Wow. If this resurrection stuff is for real, that’s some pretty good news. People should probably know about this.

Well, you’d be in good company. This is precisely what Paul thought. So let’s turn to and read the most explicit “gospel” passage in the New Testament: 1 Corinthians 15:1-57. Here is Paul’s brief summary of the Good News:

  • Christ died for our sins in accordance with God’s story (1 Corinthians 15:3).
  • Jesus was buried (body and all)(v.4).
  • Jesus was resurrected (body and all) in accordance with God’s story (v.4).
  • Jesus spent time with more than 500 people after his resurrection before ascending into heaven (v.5-8).
  • Jesus was the first fruit of resurrection life that will one day be shared with all his people (v.20-23).

Paul understood the entirety of God’s story. He recognized what had taken place in and through Jesus. He knew Jesus wasn’t an aberration. He wasn’t a means for people to escape from this fallen world. He was God’s ultimate victory. Jesus brought redemption. He guaranteed restoration and renewal for all creation. He defeated death in his resurrection. And some day soon, his victory will be shared by all of God’s people! This is the news Paul was announcing. This is Paul’s vision of new life.

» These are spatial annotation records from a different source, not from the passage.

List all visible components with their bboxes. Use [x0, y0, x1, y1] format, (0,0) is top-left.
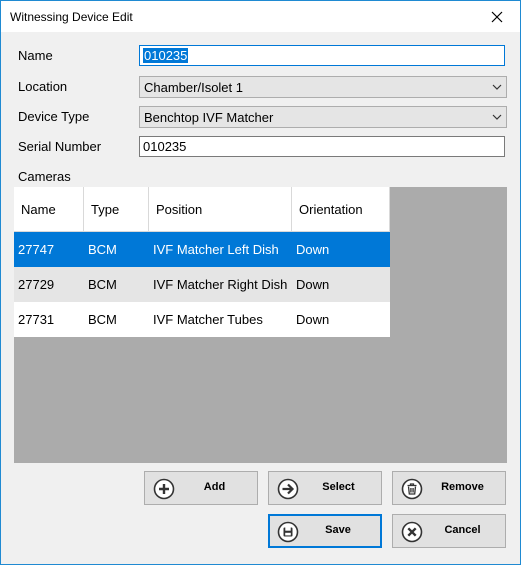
plus-circle-icon: [153, 478, 175, 500]
save-button-label: Save: [325, 524, 351, 536]
camera-type-cell: BCM: [88, 277, 117, 292]
camera-position-cell: IVF Matcher Right Dish: [153, 277, 288, 292]
window-title: Witnessing Device Edit: [10, 10, 133, 24]
name-field-value: 010235: [143, 48, 189, 63]
title-bar: Witnessing Device Edit: [1, 1, 520, 32]
camera-type-cell: BCM: [88, 242, 117, 257]
camera-orientation-cell: Down: [296, 312, 330, 327]
camera-position-cell: IVF Matcher Left Dish: [153, 242, 279, 257]
location-dropdown-value: Chamber/Isolet 1: [144, 80, 243, 95]
name-field[interactable]: 010235: [139, 45, 505, 66]
floppy-disk-icon: [277, 521, 299, 543]
location-label: Location: [18, 79, 68, 94]
column-header-position[interactable]: Position: [149, 187, 292, 232]
camera-row[interactable]: 27731 BCM IVF Matcher Tubes Down: [14, 302, 390, 337]
remove-button[interactable]: Remove: [392, 471, 506, 505]
select-button-label: Select: [322, 481, 355, 493]
serial-number-field[interactable]: [139, 136, 505, 157]
save-button[interactable]: Save: [268, 514, 382, 548]
device-edit-window: Witnessing Device Edit Name 010235 Locat…: [0, 0, 521, 565]
camera-type-cell: BCM: [88, 312, 117, 327]
trash-icon: [401, 478, 423, 500]
remove-button-label: Remove: [441, 481, 484, 493]
name-label: Name: [18, 48, 53, 63]
cameras-table: Name Type Position Orientation 27747 BCM…: [14, 187, 390, 337]
camera-row[interactable]: 27747 BCM IVF Matcher Left Dish Down: [14, 232, 390, 267]
cancel-button[interactable]: Cancel: [392, 514, 506, 548]
cameras-label: Cameras: [18, 169, 71, 184]
column-header-orientation[interactable]: Orientation: [292, 187, 390, 232]
serial-number-label: Serial Number: [18, 139, 102, 154]
camera-name-cell: 27729: [18, 277, 55, 292]
add-button-label: Add: [203, 481, 226, 493]
camera-orientation-cell: Down: [296, 242, 330, 257]
device-type-dropdown-value: Benchtop IVF Matcher: [144, 110, 274, 125]
x-circle-icon: [401, 521, 423, 543]
chevron-down-icon: [492, 84, 502, 90]
column-header-name[interactable]: Name: [14, 187, 84, 232]
camera-position-cell: IVF Matcher Tubes: [153, 312, 263, 327]
device-type-label: Device Type: [18, 109, 90, 124]
select-button[interactable]: Select: [268, 471, 382, 505]
location-dropdown[interactable]: Chamber/Isolet 1: [139, 76, 507, 98]
camera-name-cell: 27747: [18, 242, 55, 257]
cancel-button-label: Cancel: [444, 524, 481, 536]
cameras-grid[interactable]: Name Type Position Orientation 27747 BCM…: [14, 187, 507, 463]
chevron-down-icon: [492, 114, 502, 120]
close-icon: [491, 11, 503, 22]
camera-orientation-cell: Down: [296, 277, 330, 292]
cameras-header-row: Name Type Position Orientation: [14, 187, 390, 232]
arrow-right-circle-icon: [277, 478, 299, 500]
add-button[interactable]: Add: [144, 471, 258, 505]
close-button[interactable]: [474, 1, 520, 32]
device-type-dropdown[interactable]: Benchtop IVF Matcher: [139, 106, 507, 128]
camera-name-cell: 27731: [18, 312, 55, 327]
camera-row[interactable]: 27729 BCM IVF Matcher Right Dish Down: [14, 267, 390, 302]
column-header-type[interactable]: Type: [84, 187, 149, 232]
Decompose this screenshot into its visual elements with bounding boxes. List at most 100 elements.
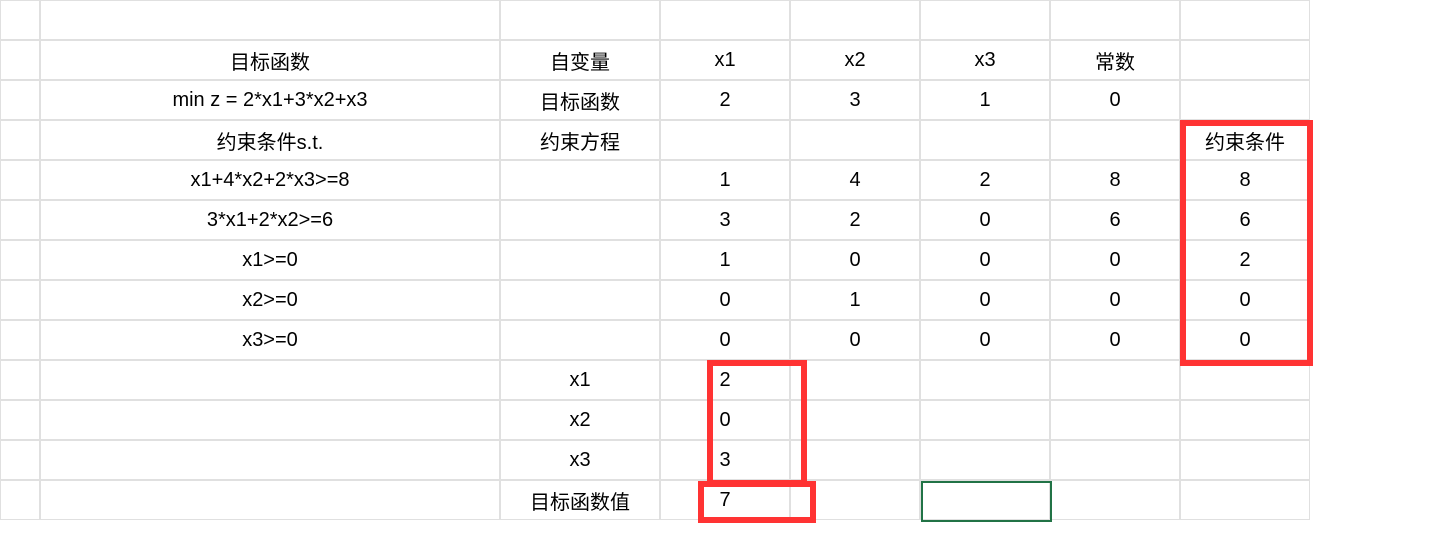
cell[interactable]: [1180, 400, 1310, 440]
cell[interactable]: [0, 480, 40, 520]
x1-value[interactable]: 2: [660, 360, 790, 400]
cell[interactable]: [1180, 480, 1310, 520]
cell[interactable]: [0, 80, 40, 120]
x2-label[interactable]: x2: [500, 400, 660, 440]
cell[interactable]: [0, 240, 40, 280]
cell[interactable]: [790, 0, 920, 40]
cell[interactable]: 0: [920, 200, 1050, 240]
cell[interactable]: [790, 480, 920, 520]
cell[interactable]: 0: [790, 240, 920, 280]
cell[interactable]: 0: [660, 320, 790, 360]
cell[interactable]: [500, 320, 660, 360]
cell[interactable]: [500, 240, 660, 280]
cell[interactable]: 2: [660, 80, 790, 120]
constraint-result-1[interactable]: 8: [1180, 160, 1310, 200]
cell[interactable]: [790, 440, 920, 480]
cell[interactable]: 2: [790, 200, 920, 240]
cell[interactable]: [790, 120, 920, 160]
cell[interactable]: [1180, 80, 1310, 120]
objective-value[interactable]: 7: [660, 480, 790, 520]
cell[interactable]: 0: [1050, 280, 1180, 320]
x3-header[interactable]: x3: [920, 40, 1050, 80]
cell[interactable]: [40, 360, 500, 400]
objective-function-formula[interactable]: min z = 2*x1+3*x2+x3: [40, 80, 500, 120]
cell[interactable]: [1050, 440, 1180, 480]
cell[interactable]: 6: [1050, 200, 1180, 240]
objective-function-header[interactable]: 目标函数: [40, 40, 500, 80]
constraint-3[interactable]: x1>=0: [40, 240, 500, 280]
cell[interactable]: [0, 280, 40, 320]
cell[interactable]: [1050, 120, 1180, 160]
cell[interactable]: [0, 320, 40, 360]
cell[interactable]: 1: [790, 280, 920, 320]
cell[interactable]: [790, 400, 920, 440]
constraint-5[interactable]: x3>=0: [40, 320, 500, 360]
constraints-header[interactable]: 约束条件s.t.: [40, 120, 500, 160]
cell[interactable]: [920, 360, 1050, 400]
constraint-result-5[interactable]: 0: [1180, 320, 1310, 360]
constraint-result-4[interactable]: 0: [1180, 280, 1310, 320]
objective-value-label[interactable]: 目标函数值: [500, 480, 660, 520]
cell[interactable]: 1: [660, 240, 790, 280]
cell[interactable]: [0, 400, 40, 440]
cell[interactable]: 0: [790, 320, 920, 360]
cell[interactable]: [500, 0, 660, 40]
cell[interactable]: [1180, 360, 1310, 400]
cell[interactable]: 4: [790, 160, 920, 200]
x3-label[interactable]: x3: [500, 440, 660, 480]
cell[interactable]: [40, 440, 500, 480]
cell[interactable]: 1: [920, 80, 1050, 120]
cell[interactable]: [40, 0, 500, 40]
cell[interactable]: [0, 40, 40, 80]
cell[interactable]: 2: [920, 160, 1050, 200]
cell[interactable]: 3: [660, 200, 790, 240]
cell[interactable]: [0, 440, 40, 480]
x1-header[interactable]: x1: [660, 40, 790, 80]
cell[interactable]: [0, 0, 40, 40]
cell[interactable]: 3: [790, 80, 920, 120]
cell[interactable]: [1050, 400, 1180, 440]
cell[interactable]: [0, 200, 40, 240]
cell[interactable]: [40, 480, 500, 520]
constraint-result-2[interactable]: 6: [1180, 200, 1310, 240]
x1-label[interactable]: x1: [500, 360, 660, 400]
objective-function-label[interactable]: 目标函数: [500, 80, 660, 120]
cell[interactable]: [1050, 0, 1180, 40]
cell[interactable]: 0: [1050, 240, 1180, 280]
constraint-result-3[interactable]: 2: [1180, 240, 1310, 280]
cell[interactable]: [500, 160, 660, 200]
x3-value[interactable]: 3: [660, 440, 790, 480]
cell[interactable]: [1180, 0, 1310, 40]
cell[interactable]: 0: [920, 280, 1050, 320]
x2-header[interactable]: x2: [790, 40, 920, 80]
cell[interactable]: 0: [660, 280, 790, 320]
cell[interactable]: [500, 280, 660, 320]
x2-value[interactable]: 0: [660, 400, 790, 440]
cell[interactable]: 8: [1050, 160, 1180, 200]
cell[interactable]: [920, 480, 1050, 520]
cell[interactable]: [0, 360, 40, 400]
cell[interactable]: [660, 120, 790, 160]
cell[interactable]: [920, 400, 1050, 440]
variable-header[interactable]: 自变量: [500, 40, 660, 80]
cell[interactable]: 0: [1050, 80, 1180, 120]
cell[interactable]: [790, 360, 920, 400]
cell[interactable]: [40, 400, 500, 440]
constraint-1[interactable]: x1+4*x2+2*x3>=8: [40, 160, 500, 200]
cell[interactable]: [1050, 360, 1180, 400]
cell[interactable]: 0: [920, 240, 1050, 280]
cell[interactable]: [660, 0, 790, 40]
cell[interactable]: 1: [660, 160, 790, 200]
cell[interactable]: [1180, 440, 1310, 480]
cell[interactable]: 0: [1050, 320, 1180, 360]
constraint-4[interactable]: x2>=0: [40, 280, 500, 320]
constant-header[interactable]: 常数: [1050, 40, 1180, 80]
constraint-condition-header[interactable]: 约束条件: [1180, 120, 1310, 160]
cell[interactable]: [0, 160, 40, 200]
cell[interactable]: [0, 120, 40, 160]
cell[interactable]: [500, 200, 660, 240]
cell[interactable]: [920, 440, 1050, 480]
cell[interactable]: [1180, 40, 1310, 80]
cell[interactable]: [920, 120, 1050, 160]
cell[interactable]: 0: [920, 320, 1050, 360]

Let’s continue on through chapter 15 for a few more takeaways:

  • We’re not going to slowly evolve into resurrection life. This will be no human accomplishment. Our hope does not lie in science or medicine, despite their best attempts to prolong the inevitable breakdown of our present, mortal bodies. After all, mortal “flesh and blood” cannot inherit the Kingdom of God (v.50). Our hope lies elsewhere…
  • There will come a change. Our perishable bodies will put on the imperishable. Our mortal bodies will take on immortality! (v.51-53)
  • Death (not just sin) will be overcome by Jesus’ victory. (v.54-57)
  • Resurrection life is a present, life-shaping reality for Jesus’ people. Because resurrection lies ahead, we press ahead in service of our King Jesus in the confidence that our labor is never in vain (v.58).

So what now?

Be steadfast, immovable, always abounding in the work of the Lord, knowing that in the Lord your labor is not in vain (1 Corinthians 15:58).